Netlify Invests in 10 Startups to Promote Jamstack
As part of its new Jamstack Innovation Fund, cloud computing and web hosting service Netlify is betting on 10 up-and-coming technology startups to the tune of a $100,000 investment per startup (a total of $1 million). But what do these companies bring to the Jamstack ecosystem and the developers who use it?
“These represent companies that are innovating and furthering what you can do with a JamStack,” Chris Bach, co-founder and chief strategy/chief creative officer at Netlify, told The New Stack. “These are really empowering developers to do even more, either they do it faster or its functionality that simply didn’t exist before.”
Bach and co-founder Matt Biilmann had already been engaged with angel investments on a small scale, “writing small checks, just paying it forward and pushing forward this ecosystem,” Bach said. The Jamstack Innovation Fund formalizes that a bit with a $100,000 investment and a startup advisory program that incorporates workshops and support for scaling a startup from engineering to sales.
“I feel like [with] all these investments, all the members of the innovation fund are […] pushing the boundaries for just how easy it becomes to build in this new decoupled way,” Bach said.
Here’s what each player brings to the Jamstack ecosystem, according to Netlify:
NuxtLabs’ NuxtJS. While Bach said all of the investments will speak to developers, NuxtLabs might be a good starting point. It already ranks as the seventh most popular framework used by Jamstack developers, according to a 2021 Netlify survey. NuxtJS is an open source framework for Vue.js.
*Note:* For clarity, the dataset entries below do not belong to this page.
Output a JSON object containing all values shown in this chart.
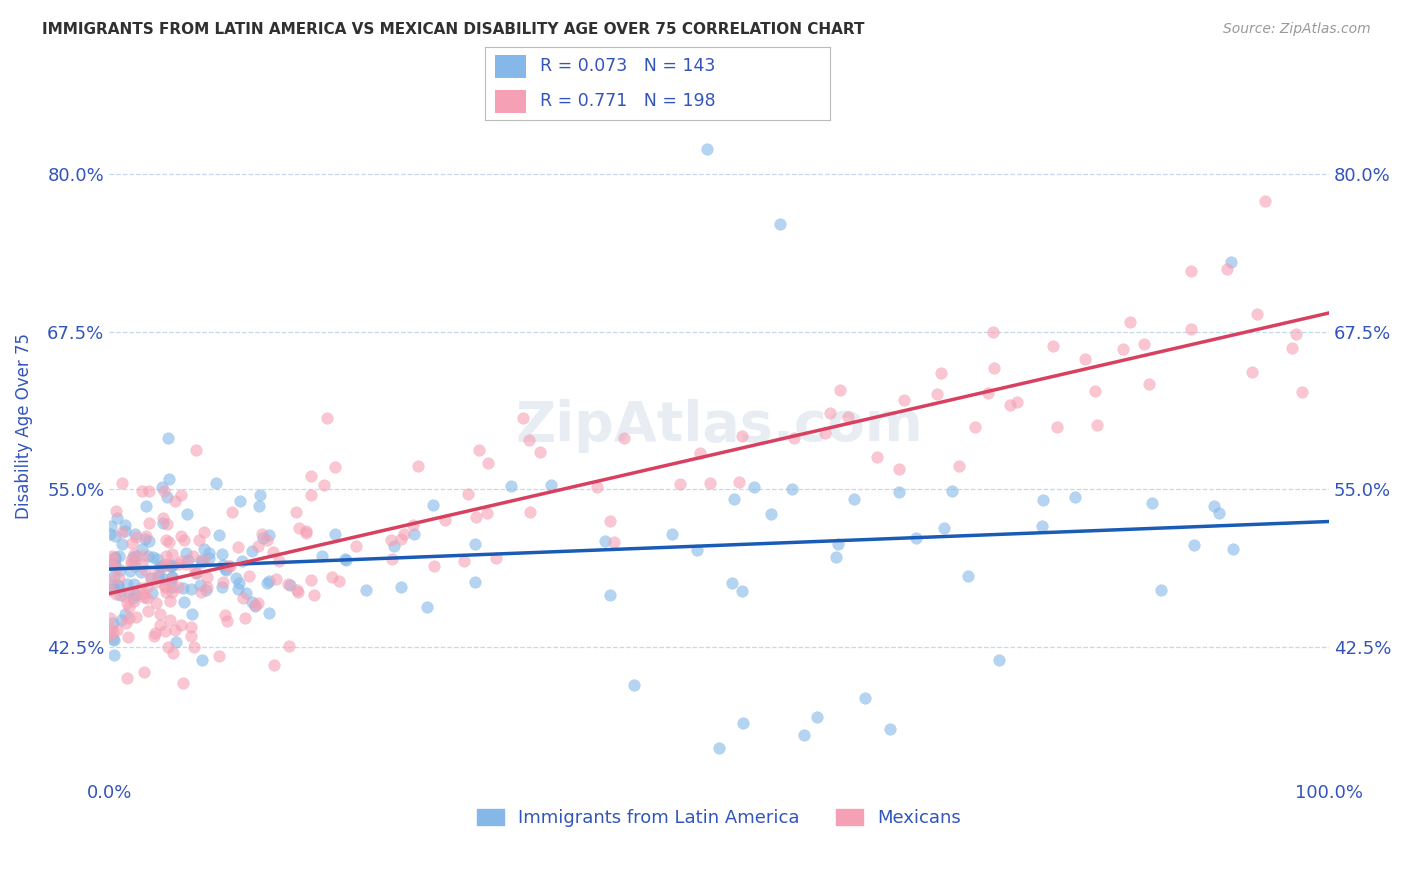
{
  "title": "IMMIGRANTS FROM LATIN AMERICA VS MEXICAN DISABILITY AGE OVER 75 CORRELATION CHART",
  "source": "Source: ZipAtlas.com",
  "ylabel": "Disability Age Over 75",
  "series1_label": "Immigrants from Latin America",
  "series2_label": "Mexicans",
  "series1_R": 0.073,
  "series1_N": 143,
  "series2_R": 0.771,
  "series2_N": 198,
  "series1_color": "#85b8e8",
  "series2_color": "#f5a0b5",
  "series1_line_color": "#1a5cb5",
  "series2_line_color": "#d84060",
  "legend_text_color": "#3355bb",
  "title_color": "#303030",
  "axis_label_color": "#3355bb",
  "tick_label_color": "#3355bb",
  "grid_color": "#c5d8ee",
  "background_color": "#ffffff",
  "xlim": [
    0.0,
    1.0
  ],
  "ylim": [
    0.32,
    0.88
  ],
  "yticks": [
    0.425,
    0.55,
    0.675,
    0.8
  ],
  "ytick_labels": [
    "42.5%",
    "55.0%",
    "67.5%",
    "80.0%"
  ],
  "watermark": "ZipAtlas.com",
  "seed": 17
}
“Nuxt is a powerful framework that automates how you can get started as a web developer, [it] is based on view and is doing wonderful work there,” he said. “Nuxt is a place where you can start as a developer and use that to actually generate your site.”
Deno and Netlify already have a deeply integrated partnership, he added.
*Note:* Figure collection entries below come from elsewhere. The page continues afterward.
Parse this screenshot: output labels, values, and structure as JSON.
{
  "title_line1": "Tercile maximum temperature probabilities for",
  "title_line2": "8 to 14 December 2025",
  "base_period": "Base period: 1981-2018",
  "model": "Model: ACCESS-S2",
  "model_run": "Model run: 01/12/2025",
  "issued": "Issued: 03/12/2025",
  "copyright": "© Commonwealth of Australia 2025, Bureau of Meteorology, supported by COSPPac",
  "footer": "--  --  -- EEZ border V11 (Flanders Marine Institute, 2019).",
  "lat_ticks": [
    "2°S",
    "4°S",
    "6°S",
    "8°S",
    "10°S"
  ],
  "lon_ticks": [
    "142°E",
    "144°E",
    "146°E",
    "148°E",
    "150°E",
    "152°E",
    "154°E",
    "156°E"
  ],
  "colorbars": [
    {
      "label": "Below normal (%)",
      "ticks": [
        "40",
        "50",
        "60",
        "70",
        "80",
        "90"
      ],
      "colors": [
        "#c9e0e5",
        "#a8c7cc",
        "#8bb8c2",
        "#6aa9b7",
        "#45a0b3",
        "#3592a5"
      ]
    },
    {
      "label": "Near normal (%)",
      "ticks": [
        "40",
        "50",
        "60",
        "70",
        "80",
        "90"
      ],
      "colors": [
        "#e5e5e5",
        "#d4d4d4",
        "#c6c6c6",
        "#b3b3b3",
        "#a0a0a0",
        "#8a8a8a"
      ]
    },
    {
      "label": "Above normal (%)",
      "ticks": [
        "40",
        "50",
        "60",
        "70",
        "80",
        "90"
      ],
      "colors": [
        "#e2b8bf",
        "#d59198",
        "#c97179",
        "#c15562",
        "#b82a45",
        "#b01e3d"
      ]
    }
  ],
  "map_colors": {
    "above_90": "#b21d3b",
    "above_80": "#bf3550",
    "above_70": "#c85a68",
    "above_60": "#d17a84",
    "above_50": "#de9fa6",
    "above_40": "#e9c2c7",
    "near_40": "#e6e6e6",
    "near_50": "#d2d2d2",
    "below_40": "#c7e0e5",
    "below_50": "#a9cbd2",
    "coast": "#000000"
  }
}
“Rather than finding a new and improved way of catering to that audience, our take — and that’s what we’re doing with Deno — [is to] make it super easy for web developers to do this,” he said. “Let’s take all of that operations and turn it into code. All of a sudden, it becomes accessible to so many more developers than the relatively few infrastructure engineers out there.”
Clutch is a visual editor for Jamstack solutions that will offer more of a components-based, low code or no code experience for visual editors, he said.“Essentially, when you have a headless CMS and you have these constant APIs, finding an agnostic tool on top of it that can be complicated,” he said. Clutch is based on the React components that the developers use to develop anyway, he explained. “It is a very powerful proposition,” he added.
Everfund is a developer-first non-profit tool to build custom fundraising systems. Bach compared it to Stripe for donations. “In these times, especially during COVID, the nonprofits and anything donation-related has really turned online,” he said. Everfund is simplifying that transition, he added. “They’re just making it incredibly easy to get started with that, and everything that goes along with building these things online is something that they’re making very developer friendly, and very easy to do.”
Tigris Data is a zero-ops backend for web and mobile apps.
“The bigger and the more diverse that ecosystem is, the more choice developers have when they build out when their stack, right?” said Bach. “And the more you can do with Netlify. So we’re very aligned in pushing forward this healthy, vibrant ecosystem.”